Alternative Financing Solutions

But what if your business needs working capital and you don’t qualify for a bank loan or line of credit? Alternative financing solutions are often appropriate for injecting working capital into businesses in this situation. Three of the most common types of alternative financing used by such businesses are:

1. Full-Service Factoring - Businesses sell outstanding accounts receivable on an ongoing basis to a commercial finance (or factoring) company at a discount. The factoring company then manages the receivable until it is paid. Factoring is a well-established and accepted method of temporary alternative finance that is especially well-suited for rapidly growing companies and those with customer concentrations.

2. Accounts Receivable (A/R) Financing - A/R financing is an ideal solution for companies that are not yet bankable but have a stable financial condition and a more diverse customer base. Here, the business provides details on all accounts receivable and pledges those assets as collateral. The proceeds of those receivables are sent to a lockbox while the finance company calculates a borrowing base to determine the amount the company can borrow. When the borrower needs money, it makes an advance request and the finance company advances money using a percentage of the accounts receivable.

3. Asset-Based Lending (ABL) - This is a credit facility secured by all of a company’s assets, which may include A/R, equipment and inventory. Unlike with factoring, the business continues to manage and collect its own receivables and submits collateral reports on an ongoing basis to the finance company, which will review and periodically audit the reports.

In addition to providing working capital and enabling owners to maintain business control, alternative financing may provide other benefits as well:

  • It’s easy to determine the exact cost of financing and obtain an increase.
  • Professional collateral management can be included depending on the facility type and the lender.
  • Real-time, online interactive reporting is often available.
  • It may provide the business with access to more capital.
  • It’s flexible – financing ebbs and flows with the business’ needs.

It’s important to note that there are some circumstances in which equity is a viable and attractive financing solution.
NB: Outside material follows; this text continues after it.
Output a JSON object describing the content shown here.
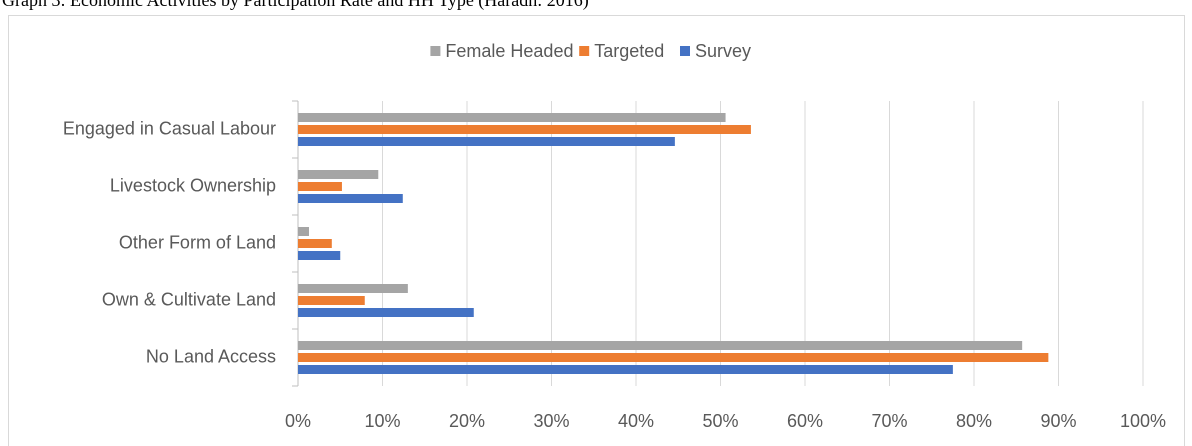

This is especially true in cases of business expansion and acquisition and new product launches – these are capital needs that are not generally well suited to debt financing. However, equity is not usually the appropriate financing solution to solve a working capital problem or help plug a cash-flow gap.

A Precious Commodity

Remember that business equity is a precious commodity that should only be considered under the right circumstances and at the right time. When equity financing is sought, ideally this should be done at a time when the company has good growth prospects and a significant cash need for this growth. Ideally, majority ownership (and thus, absolute control) should remain with the company founder(s).

Alternative financing solutions like factoring, A/R financing and ABL can provide the working capital boost many cash-strapped businesses that don’t qualify for bank financing need – without diluting ownership and possibly giving up business control at an inopportune time for the owner. If and when these companies become bankable later, it’s often an easy transition to a traditional bank line of credit. Your banker may be able to refer you to a commercial finance company that can offer the right type of alternative financing solution for your particular situation.

Taking the time to understand all the different financing options available to your business, and the pros and cons of each, is the best way to make sure you choose the best option for your business. The use of alternative financing can help your company grow without diluting your ownership. After all, it’s your business – shouldn’t you keep as much of it as possible?